LES DROITS DES NOUVEAUX TITULAIRES DE PHARMACIES

Lorsqu'un pharmacien reprend une officine, il n'est pas obligé de gérer les ressources humaines de son entreprise comme ses prédécesseurs. Il a certains droits, notamment en ce qui concerne les contrats et conditions de travail. Dans certains cas, il lui est même possible de licencier un salarié.

Modifier les contrats des salariés


Comme tout employeur, un pharmacien peut, à l'occasion du rachat d'une officine, modifier les contrats de travail de ses collaborateurs. Mais il doit obtenir leur accord. Ainsi, il ne peut être imposé à un salarié de passer d'un temps complet à un temps partiel.

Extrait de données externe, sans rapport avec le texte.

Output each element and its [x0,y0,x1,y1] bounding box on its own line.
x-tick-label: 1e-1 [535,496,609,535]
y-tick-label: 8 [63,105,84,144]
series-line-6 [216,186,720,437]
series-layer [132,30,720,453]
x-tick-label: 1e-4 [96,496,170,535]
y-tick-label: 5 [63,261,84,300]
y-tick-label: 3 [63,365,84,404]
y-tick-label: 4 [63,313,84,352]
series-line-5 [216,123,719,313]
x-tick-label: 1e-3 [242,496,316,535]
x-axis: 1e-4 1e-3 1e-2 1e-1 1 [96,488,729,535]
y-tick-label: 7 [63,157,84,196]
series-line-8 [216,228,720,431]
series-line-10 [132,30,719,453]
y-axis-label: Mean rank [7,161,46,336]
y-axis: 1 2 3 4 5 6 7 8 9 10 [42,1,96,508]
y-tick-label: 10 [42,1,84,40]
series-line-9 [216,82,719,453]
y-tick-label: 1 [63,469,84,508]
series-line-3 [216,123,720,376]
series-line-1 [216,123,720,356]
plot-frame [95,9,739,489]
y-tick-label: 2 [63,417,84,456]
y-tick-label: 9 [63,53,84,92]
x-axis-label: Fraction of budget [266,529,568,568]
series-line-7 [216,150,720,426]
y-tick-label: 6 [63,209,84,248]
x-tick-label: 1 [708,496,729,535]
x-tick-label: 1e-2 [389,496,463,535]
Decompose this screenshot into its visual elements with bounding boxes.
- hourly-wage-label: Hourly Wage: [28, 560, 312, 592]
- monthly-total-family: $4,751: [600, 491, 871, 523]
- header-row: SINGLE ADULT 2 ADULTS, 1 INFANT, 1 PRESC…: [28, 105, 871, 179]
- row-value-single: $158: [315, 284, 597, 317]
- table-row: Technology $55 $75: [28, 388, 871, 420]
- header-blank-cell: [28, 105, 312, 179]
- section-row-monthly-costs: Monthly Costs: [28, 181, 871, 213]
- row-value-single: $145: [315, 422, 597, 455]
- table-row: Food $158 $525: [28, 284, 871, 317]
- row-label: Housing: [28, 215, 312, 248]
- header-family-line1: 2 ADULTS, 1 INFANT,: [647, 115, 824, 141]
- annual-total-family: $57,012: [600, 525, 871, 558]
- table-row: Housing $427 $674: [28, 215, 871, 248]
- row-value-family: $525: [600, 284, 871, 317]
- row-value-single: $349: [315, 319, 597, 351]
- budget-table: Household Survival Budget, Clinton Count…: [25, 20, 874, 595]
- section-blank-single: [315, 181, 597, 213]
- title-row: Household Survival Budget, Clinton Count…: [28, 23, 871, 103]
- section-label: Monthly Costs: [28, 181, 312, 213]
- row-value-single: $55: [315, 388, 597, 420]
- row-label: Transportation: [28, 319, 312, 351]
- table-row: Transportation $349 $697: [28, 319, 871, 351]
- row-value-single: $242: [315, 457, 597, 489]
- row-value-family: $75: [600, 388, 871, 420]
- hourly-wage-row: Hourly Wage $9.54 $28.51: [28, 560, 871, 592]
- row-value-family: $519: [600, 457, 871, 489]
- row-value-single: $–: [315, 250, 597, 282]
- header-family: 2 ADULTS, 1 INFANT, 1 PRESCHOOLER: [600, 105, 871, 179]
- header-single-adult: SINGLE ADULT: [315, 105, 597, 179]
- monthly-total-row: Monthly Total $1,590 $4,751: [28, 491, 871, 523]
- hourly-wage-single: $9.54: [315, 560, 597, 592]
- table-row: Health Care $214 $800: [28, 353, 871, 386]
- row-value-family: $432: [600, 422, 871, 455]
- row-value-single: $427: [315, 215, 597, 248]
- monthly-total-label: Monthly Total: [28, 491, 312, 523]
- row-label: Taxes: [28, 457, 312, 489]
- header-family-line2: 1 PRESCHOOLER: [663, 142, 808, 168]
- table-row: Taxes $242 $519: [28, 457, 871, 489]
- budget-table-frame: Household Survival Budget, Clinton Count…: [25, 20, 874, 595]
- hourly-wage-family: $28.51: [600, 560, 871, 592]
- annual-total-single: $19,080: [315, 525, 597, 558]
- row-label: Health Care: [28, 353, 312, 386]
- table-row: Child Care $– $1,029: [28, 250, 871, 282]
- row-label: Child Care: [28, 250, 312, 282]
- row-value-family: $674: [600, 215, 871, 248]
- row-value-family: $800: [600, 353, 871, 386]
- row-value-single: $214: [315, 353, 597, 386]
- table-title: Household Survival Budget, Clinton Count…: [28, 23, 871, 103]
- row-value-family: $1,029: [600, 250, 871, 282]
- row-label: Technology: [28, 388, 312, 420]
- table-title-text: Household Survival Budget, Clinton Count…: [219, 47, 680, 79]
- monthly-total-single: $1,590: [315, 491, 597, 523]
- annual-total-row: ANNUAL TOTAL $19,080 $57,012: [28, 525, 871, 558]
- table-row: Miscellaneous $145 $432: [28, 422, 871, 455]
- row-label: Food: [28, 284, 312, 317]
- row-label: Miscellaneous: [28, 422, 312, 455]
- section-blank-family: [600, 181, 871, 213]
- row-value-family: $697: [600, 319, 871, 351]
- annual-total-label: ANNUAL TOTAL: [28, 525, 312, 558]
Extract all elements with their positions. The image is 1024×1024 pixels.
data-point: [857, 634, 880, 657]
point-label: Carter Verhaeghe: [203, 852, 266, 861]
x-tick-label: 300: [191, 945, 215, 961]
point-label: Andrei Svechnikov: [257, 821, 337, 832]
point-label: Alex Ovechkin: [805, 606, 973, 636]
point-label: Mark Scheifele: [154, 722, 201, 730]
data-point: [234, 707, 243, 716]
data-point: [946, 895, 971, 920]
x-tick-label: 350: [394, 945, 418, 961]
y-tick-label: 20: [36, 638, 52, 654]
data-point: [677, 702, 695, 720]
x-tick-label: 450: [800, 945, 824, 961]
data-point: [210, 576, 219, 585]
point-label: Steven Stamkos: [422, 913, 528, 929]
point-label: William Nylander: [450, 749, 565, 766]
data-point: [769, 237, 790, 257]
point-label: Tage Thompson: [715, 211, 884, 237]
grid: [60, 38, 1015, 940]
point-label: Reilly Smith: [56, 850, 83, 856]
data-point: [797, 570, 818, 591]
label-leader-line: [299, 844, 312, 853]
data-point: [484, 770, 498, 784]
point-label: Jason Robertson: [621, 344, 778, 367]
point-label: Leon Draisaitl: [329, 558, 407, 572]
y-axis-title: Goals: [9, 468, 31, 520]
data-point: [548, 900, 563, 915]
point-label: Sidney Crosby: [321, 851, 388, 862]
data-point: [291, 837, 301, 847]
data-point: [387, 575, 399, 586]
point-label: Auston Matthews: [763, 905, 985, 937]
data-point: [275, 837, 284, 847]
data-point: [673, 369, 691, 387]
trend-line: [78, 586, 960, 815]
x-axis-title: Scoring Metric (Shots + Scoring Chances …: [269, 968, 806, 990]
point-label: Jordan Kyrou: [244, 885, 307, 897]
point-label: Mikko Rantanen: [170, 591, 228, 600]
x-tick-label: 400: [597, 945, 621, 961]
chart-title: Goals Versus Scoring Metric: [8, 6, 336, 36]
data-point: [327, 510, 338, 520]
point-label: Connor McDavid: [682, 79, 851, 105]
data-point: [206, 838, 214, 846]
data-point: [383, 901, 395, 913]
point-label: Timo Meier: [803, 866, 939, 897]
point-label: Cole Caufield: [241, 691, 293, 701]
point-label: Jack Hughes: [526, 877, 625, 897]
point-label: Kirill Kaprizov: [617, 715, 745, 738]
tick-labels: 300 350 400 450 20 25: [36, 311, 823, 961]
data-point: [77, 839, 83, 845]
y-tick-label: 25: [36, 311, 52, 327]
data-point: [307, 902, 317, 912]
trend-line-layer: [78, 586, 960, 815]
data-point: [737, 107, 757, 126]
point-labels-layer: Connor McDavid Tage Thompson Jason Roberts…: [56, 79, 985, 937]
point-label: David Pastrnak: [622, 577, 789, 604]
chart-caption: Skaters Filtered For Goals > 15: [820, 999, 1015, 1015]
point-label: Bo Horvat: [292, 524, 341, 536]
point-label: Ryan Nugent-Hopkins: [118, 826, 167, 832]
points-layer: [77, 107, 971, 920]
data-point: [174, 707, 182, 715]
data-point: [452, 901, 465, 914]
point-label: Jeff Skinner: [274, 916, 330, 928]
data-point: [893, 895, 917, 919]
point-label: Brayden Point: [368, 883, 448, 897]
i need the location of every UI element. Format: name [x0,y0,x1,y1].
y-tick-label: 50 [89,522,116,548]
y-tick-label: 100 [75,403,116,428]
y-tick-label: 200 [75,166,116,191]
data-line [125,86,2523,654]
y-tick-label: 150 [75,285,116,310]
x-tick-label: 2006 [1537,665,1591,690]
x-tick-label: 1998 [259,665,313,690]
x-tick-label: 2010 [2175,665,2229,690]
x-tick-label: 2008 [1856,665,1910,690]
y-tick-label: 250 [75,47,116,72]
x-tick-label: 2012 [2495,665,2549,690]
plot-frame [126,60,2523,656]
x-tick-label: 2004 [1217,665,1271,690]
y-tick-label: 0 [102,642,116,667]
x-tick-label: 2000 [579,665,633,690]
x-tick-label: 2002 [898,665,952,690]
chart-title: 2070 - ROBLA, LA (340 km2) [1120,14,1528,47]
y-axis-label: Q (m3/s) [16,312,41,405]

Si le motif économique est avéré, le refus du salarié pourra néanmoins conduire à un licenciement.

En ce qui concerne les usages en vigueur dans l'entreprise avant la cession, comme les primes et avantages en nature, ils ne figurent pas forcément au contrat. Un acquéreur peut donc les dénoncer en respectant une stricte procédure de prévenance des salariés.

Les horaires de travail

La modification des horaires des salariés à temps plein est généralement possible, même sans leur accord. Sauf s'il est fait mention de ces horaires sur le contrat de travail, l'employeur peut les modifier à sa convenance, dans la mesure où cela n'est abusif.

En revanche, la modification de la répartition hebdomadaire du temps de travail, si elle relève en général de la seule décision de l'employeur, doit être soumise à l'accord du salarié.

Le cas des salariés à temps partiel est plus délicat, car les horaires sont définis au contrat : une modification des horaires de travail doit alors faire l'objet d'un avenant signé et donc approuvé par le salarié.

La question du licenciement

Sous réserve de faire valoir des causes sérieuses et incontestables, l'acquéreur d'une officine peut licencier un salarié. En fait, les motifs de licenciement sont les mêmes que pour tout employeur.

Dans le cas d'un licenciement économique, il ne peut intervenir que si la suppression d'un poste est indispensable à la survie de l'entreprise. Un pharmacien dont l'officine réalise du profit ne peut en aucun cas se prévaloir du motif économique.

Lorsqu'il s'agit d'un licenciement pour motif personnel ou disciplinaire (licenciement pour faute), il ne s'agit pas de supprimer un poste, mais de remplacer un collaborateur. De même, il faut ici que la bonne marche de l'entreprise soit en péril pour justifier d'un tel licenciement.